In 2005 Saudi Arabia approved the import of GM food, but banned the import and agricultural use of genetically modified animals, their byproducts and GM seeds, dates and decorative plants. The law also stipulated that any product containing GM material was required to be labeled in both Arabic and English.
In the 2013 study, 200 samples were collected from the Saudi Arabian provinces of Al-Qassim, Riyadh and Mahdina between 2009 and 2010 and were screened for GM ingredients. 26% of soybean samples were positive for GM gene sequences, while 44% of maize samples came out positive for GM gene sequences.
The overall findings pointed to a discovery of more than 1% contamination of maize samples with StarLink maize, as according to the detection sensitivity of the test kits used in the research the likelihood of a false positive reading is extremely low.
The authors of the report conclude that “establishing strong regulations and certified laboratories to monitor GM foods or crops in the Saudi Market is recommended.”
An earlier study published in the African Journal of Food Science in 2010 also found that the food chain in Saudi Arabia had been contaminated with GM ingredients.
The study analyzed 202 samples of mainly imported food, which was sampled from local markets in Ridyadh. Of the 202 samples 20 tested positive for GM ingredients.

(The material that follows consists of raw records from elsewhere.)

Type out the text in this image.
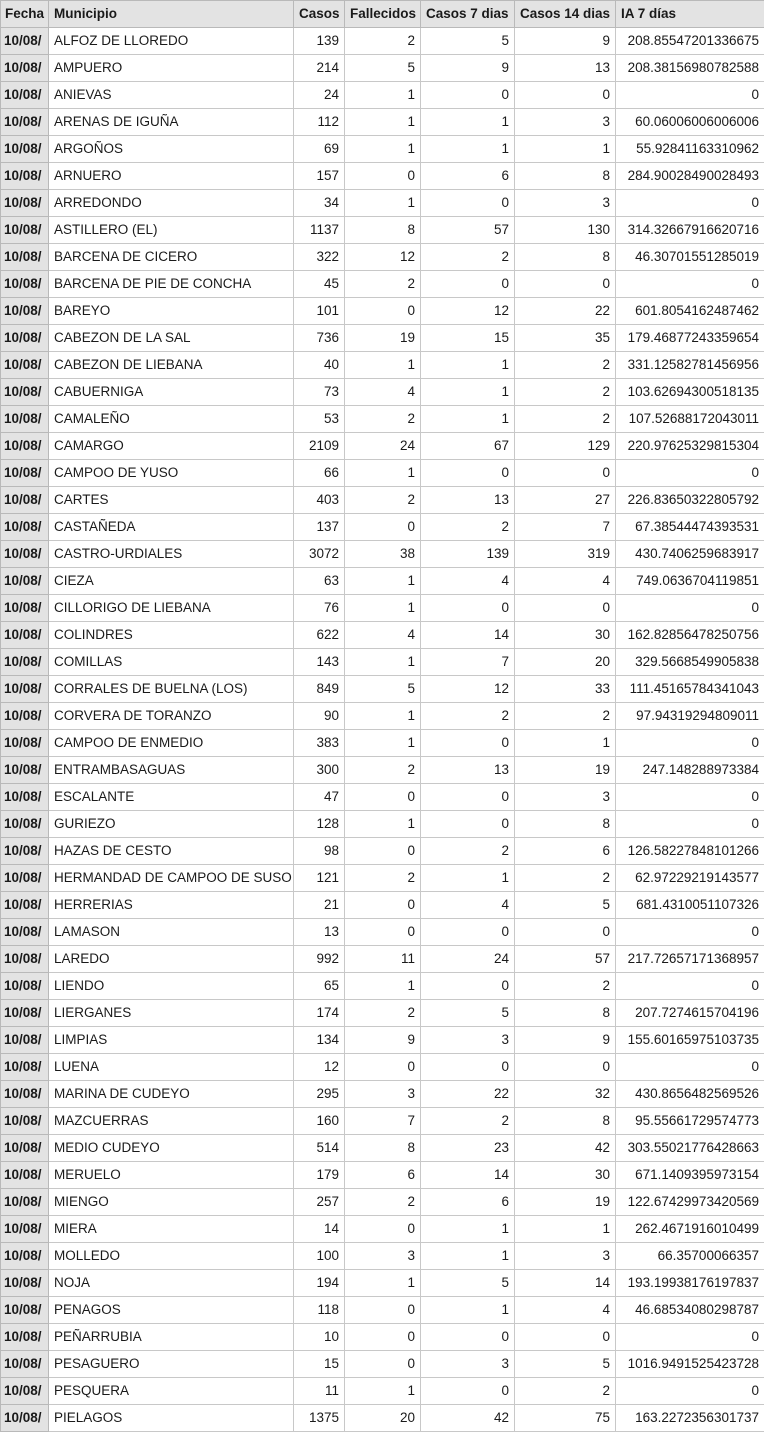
Fecha	Municipio	Casos	Fallecidos	Casos 7 dias	Casos 14 dias	IA 7 días
10/08/	ALFOZ DE LLOREDO	139	2	5	9	208.85547201336675
10/08/	AMPUERO	214	5	9	13	208.38156980782588
10/08/	ANIEVAS	24	1	0	0	0
10/08/	ARENAS DE IGUÑA	112	1	1	3	60.06006006006006
10/08/	ARGOÑOS	69	1	1	1	55.92841163310962
10/08/	ARNUERO	157	0	6	8	284.90028490028493
10/08/	ARREDONDO	34	1	0	3	0
10/08/	ASTILLERO (EL)	1137	8	57	130	314.32667916620716
10/08/	BARCENA DE CICERO	322	12	2	8	46.30701551285019
10/08/	BARCENA DE PIE DE CONCHA	45	2	0	0	0
10/08/	BAREYO	101	0	12	22	601.8054162487462
10/08/	CABEZON DE LA SAL	736	19	15	35	179.46877243359654
10/08/	CABEZON DE LIEBANA	40	1	1	2	331.12582781456956
10/08/	CABUERNIGA	73	4	1	2	103.62694300518135
10/08/	CAMALEÑO	53	2	1	2	107.52688172043011
10/08/	CAMARGO	2109	24	67	129	220.97625329815304
10/08/	CAMPOO DE YUSO	66	1	0	0	0
10/08/	CARTES	403	2	13	27	226.83650322805792
10/08/	CASTAÑEDA	137	0	2	7	67.38544474393531
10/08/	CASTRO-URDIALES	3072	38	139	319	430.7406259683917
10/08/	CIEZA	63	1	4	4	749.0636704119851
10/08/	CILLORIGO DE LIEBANA	76	1	0	0	0
10/08/	COLINDRES	622	4	14	30	162.82856478250756
10/08/	COMILLAS	143	1	7	20	329.5668549905838
10/08/	CORRALES DE BUELNA (LOS)	849	5	12	33	111.45165784341043
10/08/	CORVERA DE TORANZO	90	1	2	2	97.94319294809011
10/08/	CAMPOO DE ENMEDIO	383	1	0	1	0
10/08/	ENTRAMBASAGUAS	300	2	13	19	247.148288973384
10/08/	ESCALANTE	47	0	0	3	0
10/08/	GURIEZO	128	1	0	8	0
10/08/	HAZAS DE CESTO	98	0	2	6	126.58227848101266
10/08/	HERMANDAD DE CAMPOO DE SUSO	121	2	1	2	62.97229219143577
10/08/	HERRERIAS	21	0	4	5	681.4310051107326
10/08/	LAMASON	13	0	0	0	0
10/08/	LAREDO	992	11	24	57	217.72657171368957
10/08/	LIENDO	65	1	0	2	0
10/08/	LIERGANES	174	2	5	8	207.7274615704196
10/08/	LIMPIAS	134	9	3	9	155.60165975103735
10/08/	LUENA	12	0	0	0	0
10/08/	MARINA DE CUDEYO	295	3	22	32	430.8656482569526
10/08/	MAZCUERRAS	160	7	2	8	95.55661729574773
10/08/	MEDIO CUDEYO	514	8	23	42	303.55021776428663
10/08/	MERUELO	179	6	14	30	671.1409395973154
10/08/	MIENGO	257	2	6	19	122.67429973420569
10/08/	MIERA	14	0	1	1	262.4671916010499
10/08/	MOLLEDO	100	3	1	3	66.35700066357
10/08/	NOJA	194	1	5	14	193.19938176197837
10/08/	PENAGOS	118	0	1	4	46.68534080298787
10/08/	PEÑARRUBIA	10	0	0	0	0
10/08/	PESAGUERO	15	0	3	5	1016.9491525423728
10/08/	PESQUERA	11	1	0	2	0
10/08/	PIELAGOS	1375	20	42	75	163.2272356301737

The authors of the 2013 finding raise questions of why GM corn, banned in the US is resurfacing in a distant country like Saudi Arabia. They also question the level of contamination in the US, considering the fact the labeling and import of GM products is more stringent in Saudi Arabia than in the states.
“Mandatory labeling of GM-containing products and/or a total boycott of manufactures who are not already complying with this objective, or do not already have plans to do so in the immediate future,” the study concludes.